The town of Ordeal, Saskatchewan, set upon the open prairie, is dying, its citizens leaving voluntarily or being forced out economically. It has been built up by the folly of the past, and since then, greed for ever more production, to feed desires for more and better material things has finally led to a collapse in farming. The land can no longer support small, independent farmers. Agribusiness is the supposed future (another folly) and it has no need of towns like Ordeal. The various levels of government are abandoning Ordeal as there is no point pretending it can survive as it was.
Amidst all the destruction, we briefly see a single character, barely mentioned, that lives nearby on a farm described as a paradise. It actually works. The owner lives simply, living close to nature, attempting to work with it, not against it. But the desire for progress-the myth that it will lead to better lives-is still too strong for the townspeople of Ordeal. Better to fail and fade away than learn from paradise, which they see as backwards, anti-progress, something somehow negative, and therefor best avoided.

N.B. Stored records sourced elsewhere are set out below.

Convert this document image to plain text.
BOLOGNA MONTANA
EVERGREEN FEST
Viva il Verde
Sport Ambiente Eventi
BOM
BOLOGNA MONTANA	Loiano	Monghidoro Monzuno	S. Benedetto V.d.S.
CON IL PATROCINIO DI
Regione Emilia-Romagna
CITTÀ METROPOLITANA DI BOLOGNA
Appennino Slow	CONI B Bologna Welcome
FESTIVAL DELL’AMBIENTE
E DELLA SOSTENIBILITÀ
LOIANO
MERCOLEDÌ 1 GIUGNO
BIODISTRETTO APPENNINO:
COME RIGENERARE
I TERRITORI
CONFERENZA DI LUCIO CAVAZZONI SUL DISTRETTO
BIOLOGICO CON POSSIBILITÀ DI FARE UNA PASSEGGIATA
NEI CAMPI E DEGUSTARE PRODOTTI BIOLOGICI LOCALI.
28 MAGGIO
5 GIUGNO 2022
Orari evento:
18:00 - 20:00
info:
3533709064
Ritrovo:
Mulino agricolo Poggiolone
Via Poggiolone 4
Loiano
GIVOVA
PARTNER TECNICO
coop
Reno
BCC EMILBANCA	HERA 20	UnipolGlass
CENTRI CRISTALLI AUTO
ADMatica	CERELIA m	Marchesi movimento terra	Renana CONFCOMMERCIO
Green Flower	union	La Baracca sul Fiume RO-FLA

This is a 3.5 star read rounded up. It is not a sequel to the better, but different, Perfection of the morning. The story is set in a small prairie town in Saskatchewan, and concentrated on the people more than the natural setting. And quite an interesting variety they are, from the wives, widows, potter, post master, store keeper, coffee shop owner, and political activists, and most prominently, religious zealots and the important farmers and family groupings. Although it is not a natural history book, nor an historical one, it is completely grounded in its setting of prairie life disappearing as towns die and drought kills off crop land. It reads like a slice of life in the dust bowl, but injects a more modern perspective, emphasizing the debt to bankers who really own their new tractors and cars and how easily people become complacent and assume the good times will last and keep improving. Inject into this mix dreams of the past which seem to be omens, and questions of arrogance, faith, urban rural divide, and a wonderful sense of place and questions of belonging , and it becomes a book worth reading. It has a tendency to read like vignettes rather than a novel, but if you have a fondness for the atmosphere the author can create, and prairie survival, you will be glad you read this book.
This is the third in a trilogy of rural life but they are not really connected character wise. This story follows several characters in a small town and surrounding farm area, an area that is suffering due to drought and over spending, an area at risk for losing everything.